Carbost - Balmacara

Der gemeine Atlantische Hering (Clupea harengus) ist ja nicht wirklich ein mitteilsames Wesen. Geräuchert und in Butter angebraten zum Frühstück kommunizierte er jedoch noch den halben Tag mit mir.

Beim Check-out teilte mir die Rezeptionistin mit, dass die einzige Straße (die ich zu fahren gedachte) wegen eines Unfalls ein paar Kilometer weiter voll gesperrt sei. Wir mutmaßten lachend, dass hier zwei „bloody tourists” mit ihren gemieteten Wohnmobilen nicht aneinander vorbeigekommen waren und den Stau verursacht hatten.

Also fuhr ich vom Old Inn & Waterfront Bunkhouse zunächst mal wieder ein paar Kilometer zurück nach Portree, um mir den Hafen dort anzuschauen, den ich gestern wegen hohen Verkehrsaufkommens nicht erreichen konnte. Die bunten Häuser entlang der Mole hatte ich zwar von weitem gesehen, fand aber nicht das Loch, um dort hinunter zu fahren. Heute klappte das. Überhaupt ist das Örtchen außer entlang der Hauptverkehrsader, die sich mittendurch windet, sehr pittoresk.

Nun konnte es endlich auf meine heutige Strecke gehen, wobei ich zunächst noch das Angenehme mit dem Nützlichen verband und auftankte.

Die Fairy Pools schonk ich mir ob des hohen Touristenaufkommens und des langen Fußwegs durch Matsch und Moor dorthin. Dasselbe galt für die Sligachan Waterfalls. Ich hatte ja eigentlich gedacht, dass ich in der Vorsaison unterwegs die meisten meiner als Sehenswürdigkeiten markierten Punkte auch aufsuchen könnte. Busseweise Touris, in Horden fahrspurbreit durch die Gegend zuckelnde Radfahrer sowie Wanderer und Spaziergänger mit Idiotenzeptern belehrten mich leider eines besseren. So blieb mir nur ein wönziger Augenblöck, um wenigstens die alte Brücke an der Abzweigung in Richtung Westen und schottisches „Festland“ praktisch nasenfrei zu erleben.

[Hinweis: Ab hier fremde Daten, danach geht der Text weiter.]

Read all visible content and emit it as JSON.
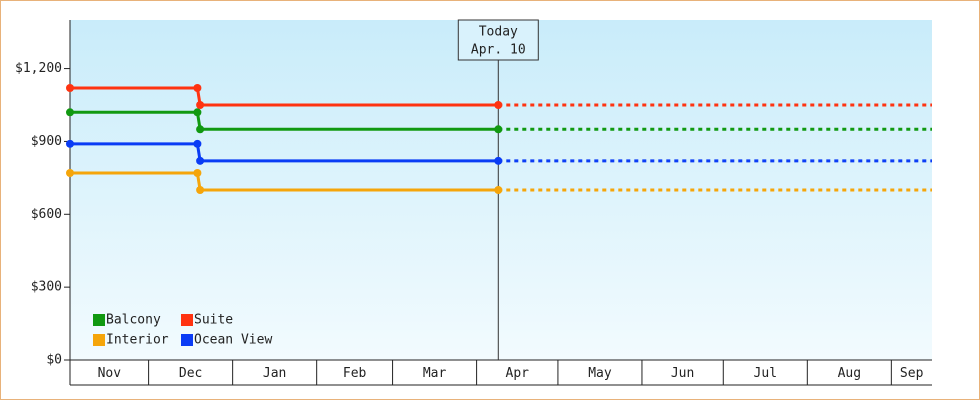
{
  "chart_data": {
    "type": "step-line",
    "x": [
      0,
      47,
      48,
      158
    ],
    "xlim": [
      0,
      318
    ],
    "xticks": [
      {
        "value": 0,
        "label": "Nov"
      },
      {
        "value": 29,
        "label": "Dec"
      },
      {
        "value": 60,
        "label": "Jan"
      },
      {
        "value": 91,
        "label": "Feb"
      },
      {
        "value": 119,
        "label": "Mar"
      },
      {
        "value": 150,
        "label": "Apr"
      },
      {
        "value": 180,
        "label": "May"
      },
      {
        "value": 211,
        "label": "Jun"
      },
      {
        "value": 241,
        "label": "Jul"
      },
      {
        "value": 272,
        "label": "Aug"
      },
      {
        "value": 303,
        "label": "Sep"
      }
    ],
    "ylim": [
      0,
      1400
    ],
    "yticks": [
      {
        "value": 0,
        "label": "$0"
      },
      {
        "value": 300,
        "label": "$300"
      },
      {
        "value": 600,
        "label": "$600"
      },
      {
        "value": 900,
        "label": "$900"
      },
      {
        "value": 1200,
        "label": "$1,200"
      }
    ],
    "today": {
      "x": 158,
      "label": "Today",
      "date_label": "Apr. 10"
    },
    "series": [
      {
        "name": "Balcony",
        "color": "#119911",
        "values": [
          1020,
          1020,
          950,
          950
        ]
      },
      {
        "name": "Suite",
        "color": "#ff3311",
        "values": [
          1120,
          1120,
          1050,
          1050
        ]
      },
      {
        "name": "Interior",
        "color": "#f5a50a",
        "values": [
          770,
          770,
          700,
          700
        ]
      },
      {
        "name": "Ocean View",
        "color": "#0a3cf5",
        "values": [
          890,
          890,
          820,
          820
        ]
      }
    ]
  }
}
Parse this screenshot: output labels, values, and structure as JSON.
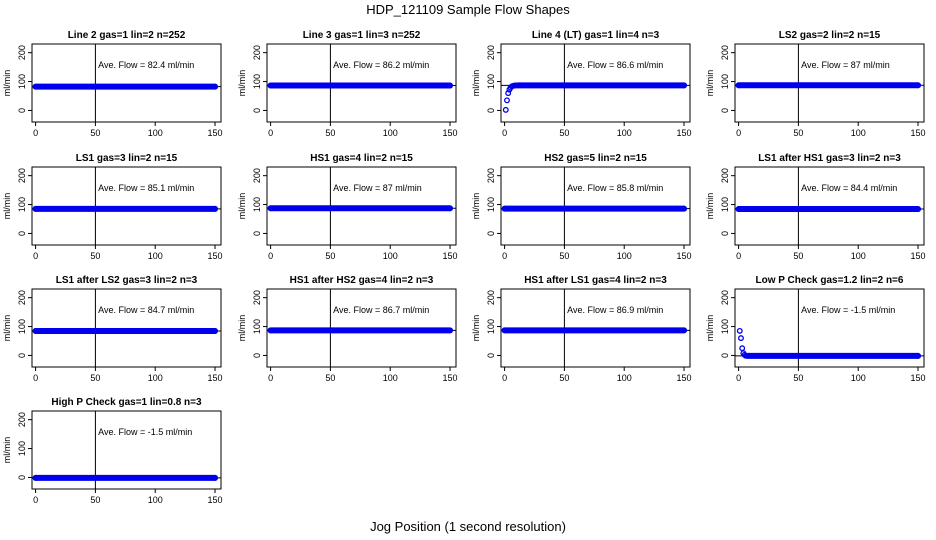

Die weitere Fahrt war größtenteils ereignislos, führte aber durch ansehnliche landschaftliche Formationen in Richtung des südlichen Teils der Isle of Skye mit Namen Sleat.

Im Armadale Castle war natürlich der Eintritt wieder mein Feind. 13,50£ für Senioren? Nö, nicht mit mir. Die Nachfahren des Clans der MacDonald nehmen es von den Lebenden, weil von den Toten nichts mehr zu erwarten ist. Lieber gönnte ich mir eine schöne Mittagspause im schottischen Stil mit Tagessuppe, Kaffee und „Coffee Walnut Cake“.

So gestärkt fuhr ich zur Torabhaig-Destille. Kaufen wollte und konnte ich (wegen des eingeschränkten Transportvolumens auf dem Motorrad) ja nichts, aber einen Rundgang über das Gelände und durch den Shop war immerhin drin. Schön gelegen ist die Brennerei ohnehin, mit Blick aufs Meer und ein (wie sollte es auch anders sein?) verfallenes Schloss.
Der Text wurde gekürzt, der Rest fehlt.